How to solve 12sinx-1.8cosx=10 without a graphing calculator?

[theBEAST]

I tried squaring both sides but can't seem to simplify it. Any ideas on how this can be solved?

Thanks!

Edit: For those who are interested, I have attached the question that has prompted me to solve this system of equations.

 

[ehild]

Both sinx and cosx can be expressed by tan(x/2)

\sin(x)=\frac{2\tan(x/2)}{1+\tan^2(x/2)}

\cos(x)=\frac{1-\tan^2(x/2)}{1+\tan^2(x/2)}


With these substitutions, you get a quadratic equation for tan(x/2).

ehild

 

[vela]

When you have a combination like $A \sin\theta + B \cos\theta$, a useful trick is to write
$$A \sin\theta + B \cos\theta = \sqrt{A^2+B^2}\left(\frac{A}{\sqrt{A^2+B^2}} \sin\theta + \frac{B}{\sqrt{A^2+B^2}}\cos\theta\right)$$Now identify
\begin{align*}
\cos\phi &= \frac{A}{\sqrt{A^2+B^2}} \\
\sin\phi &= \frac{B}{\sqrt{A^2+B^2}}
\end{align*}then you have
$$A \sin\theta + B \cos\theta = \sqrt{A^2+B^2}(\cos\phi \sin\theta + \sin\phi\cos\theta) = \sqrt{A^2+B^2}\sin(\theta+\phi)$$where $\tan\phi = B/A$.

In this particular problem, if you move the factor of 4 kN over to the righthand side, you have
$$3 \sin \theta - 0.45 \cos \theta = 2.5$$and $\tan\phi = -0.45/3$, from which you should recognize ɸ as being the angle the line connecting A to the point where the force acts makes with the horizontal.

 

[SammyS]

I tried squaring both sides but can't seem to simplify it.
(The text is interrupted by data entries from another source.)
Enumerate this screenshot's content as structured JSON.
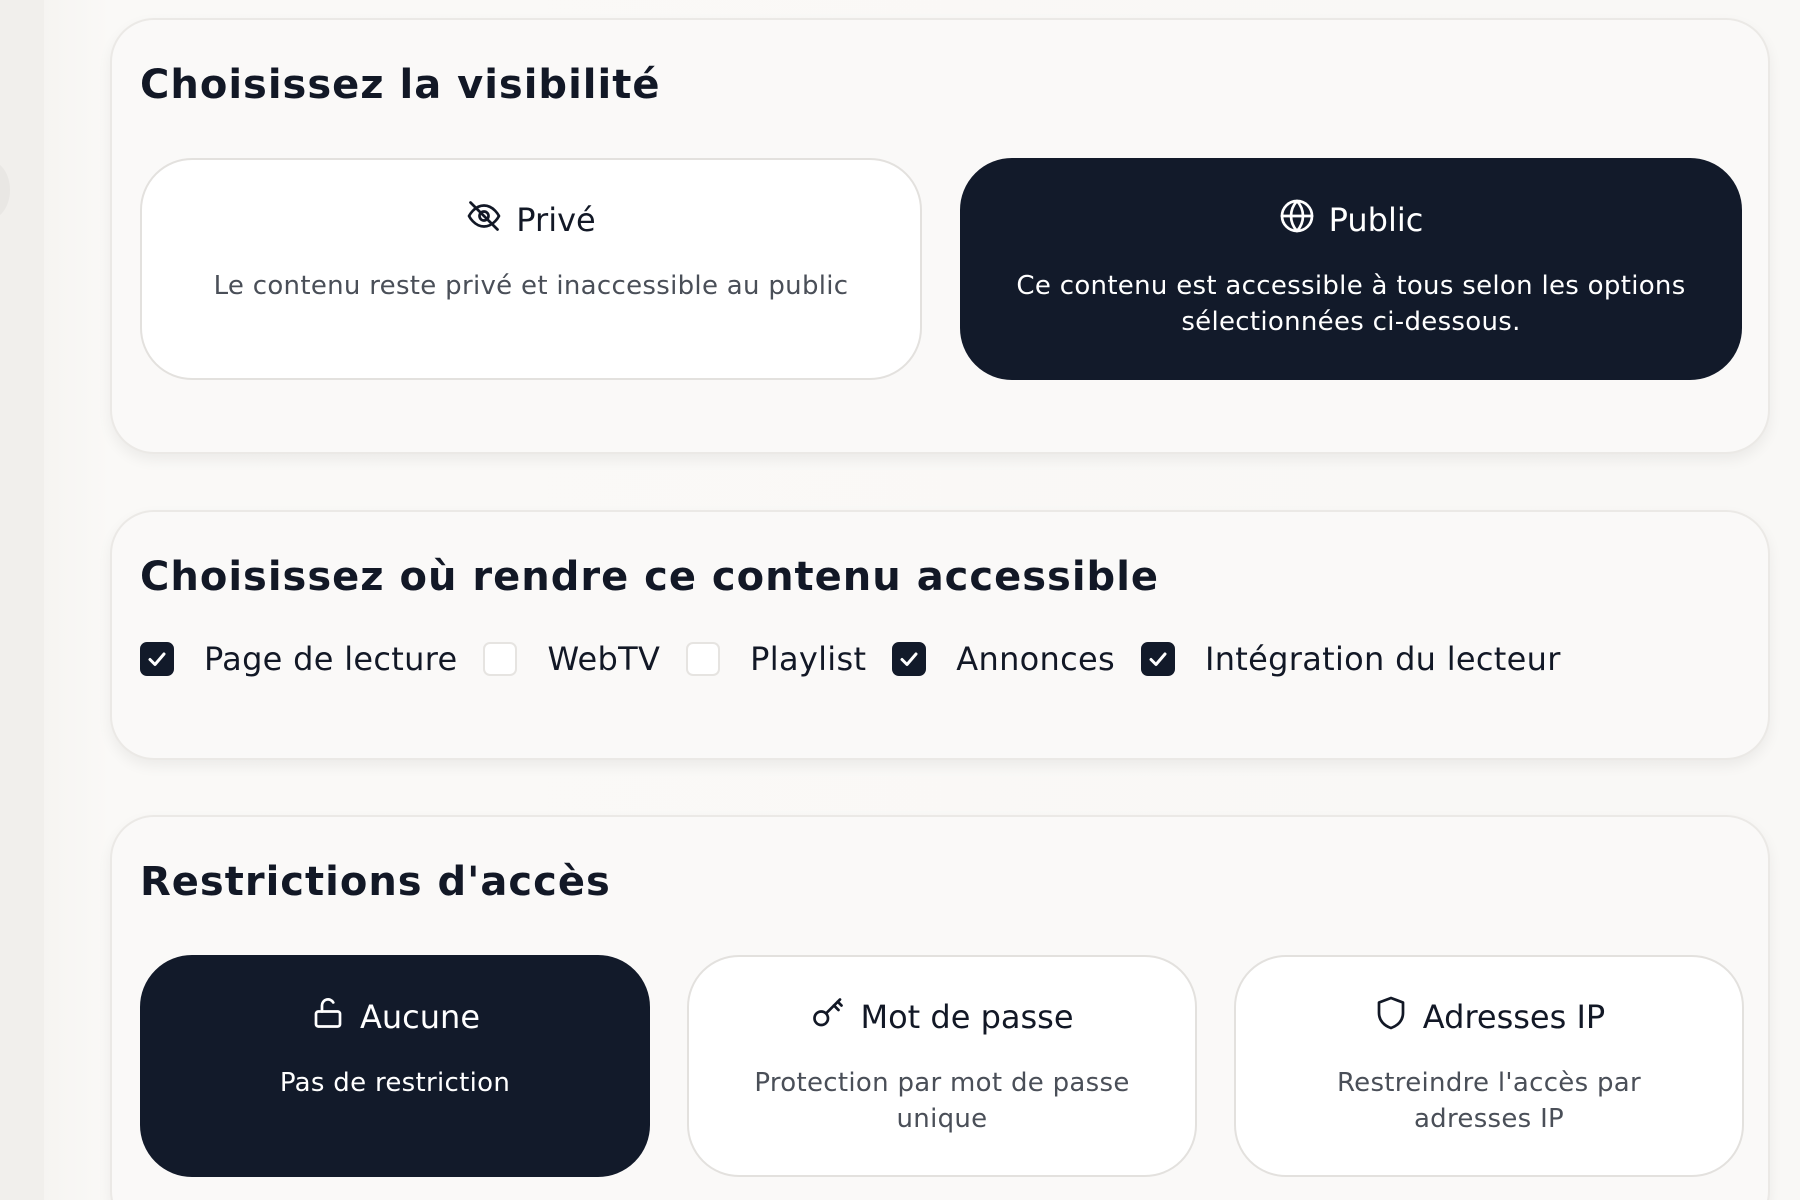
{
  "colors": {
    "selected_bg": "#121a2a",
    "text": "#121826",
    "muted_text": "#4a4f58",
    "card_bg": "#faf9f8",
    "border": "#e3e1de"
  },
  "visibility": {
    "title": "Choisissez la visibilité",
    "options": [
      {
        "icon": "eye-off-icon",
        "label": "Privé",
        "description": "Le contenu reste privé et inaccessible au public",
        "selected": false
      },
      {
        "icon": "globe-icon",
        "label": "Public",
        "description": "Ce contenu est accessible à tous selon les options sélectionnées ci-dessous.",
        "selected": true
      }
    ]
  },
  "accessibility": {
    "title": "Choisissez où rendre ce contenu accessible",
    "items": [
      {
        "label": "Page de lecture",
        "checked": true
      },
      {
        "label": "WebTV",
        "checked": false
      },
      {
        "label": "Playlist",
        "checked": false
      },
      {
        "label": "Annonces",
        "checked": true
      },
      {
        "label": "Intégration du lecteur",
        "checked": true
      }
    ]
  },
  "restrictions": {
    "title": "Restrictions d'accès",
    "options": [
      {
        "icon": "unlock-icon",
        "label": "Aucune",
        "description": "Pas de restriction",
        "selected": true
      },
      {
        "icon": "key-icon",
        "label": "Mot de passe",
        "description": "Protection par mot de passe unique",
        "selected": false
      },
      {
        "icon": "shield-icon",
        "label": "Adresses IP",
        "description": "Restreindre l'accès par adresses IP",
        "selected": false
      }
    ]
  }
}
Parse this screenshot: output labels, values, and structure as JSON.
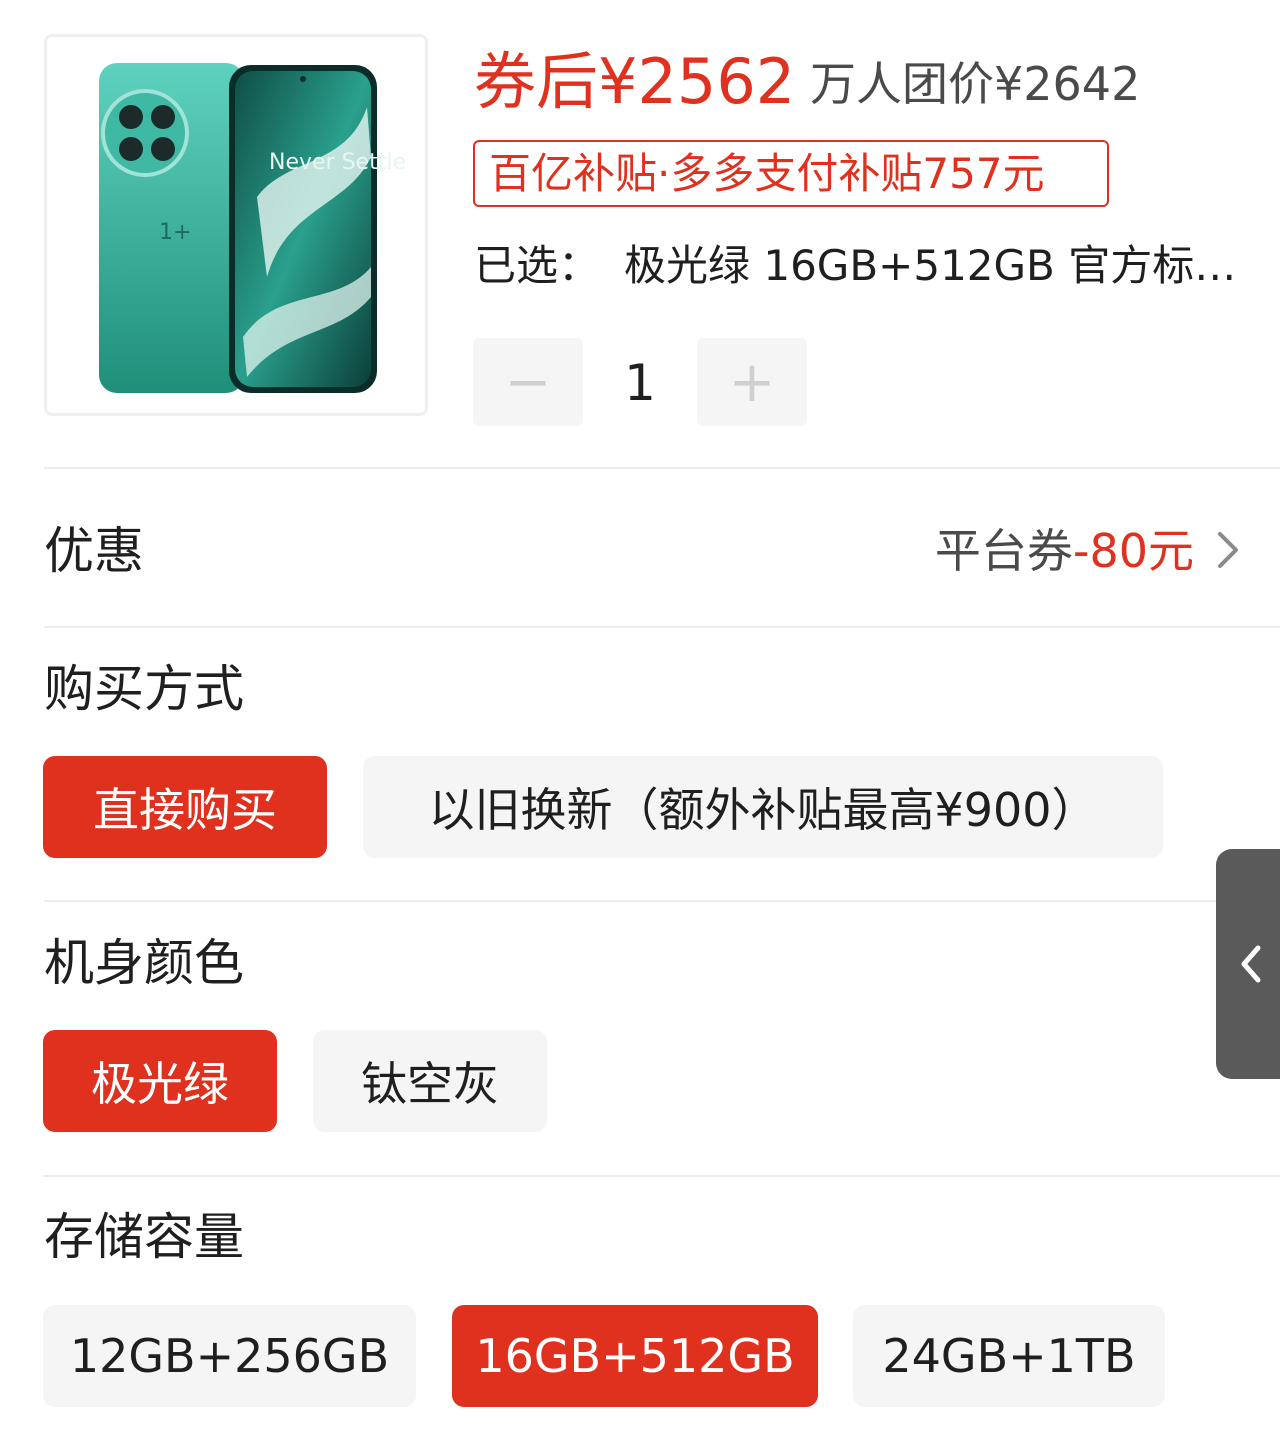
{
  "product": {
    "image_alt": "phone-product-image",
    "image_text": "Never Settle"
  },
  "price": {
    "after_coupon": "券后¥2562",
    "group_price": "万人团价¥2642"
  },
  "subsidy_badge": "百亿补贴·多多支付补贴757元",
  "selected": {
    "label": "已选：",
    "value": "极光绿 16GB+512GB 官方标…"
  },
  "quantity": {
    "minus": "−",
    "value": "1",
    "plus": "+"
  },
  "discount": {
    "label": "优惠",
    "value_prefix": "平台券",
    "value_amount": "-80元"
  },
  "purchase_method": {
    "title": "购买方式",
    "options": [
      "直接购买",
      "以旧换新（额外补贴最高¥900）"
    ],
    "selected_index": 0
  },
  "color": {
    "title": "机身颜色",
    "options": [
      "极光绿",
      "钛空灰"
    ],
    "selected_index": 0
  },
  "storage": {
    "title": "存储容量",
    "options": [
      "12GB+256GB",
      "16GB+512GB",
      "24GB+1TB"
    ],
    "selected_index": 1
  },
  "theme": {
    "accent": "#e0301e",
    "chip_bg": "#f5f5f5",
    "side_tab_bg": "#5a5a5a",
    "phone_green": "#2fae94"
  },
  "icons": {
    "chevron_right": "chevron-right-icon",
    "side_tab": "chevron-left-icon"
  }
}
Any ideas on how this can be solved?

Thanks!

Edit: For those who are interested, I have attached the question that has prompted me to solve this system of equations.

What system of equations.

I see none.

 

[ehild]

What system of equations.

I see none.

It is in the title. 12sinx-1.8cosx=10

ehild

 

[SammyS]

It is in the title. 12sinx-1.8cosx=10

ehild

Thanks e .

Any important information in the title should also appear in the body of the message.

Also, OP refers to "... this system of equations".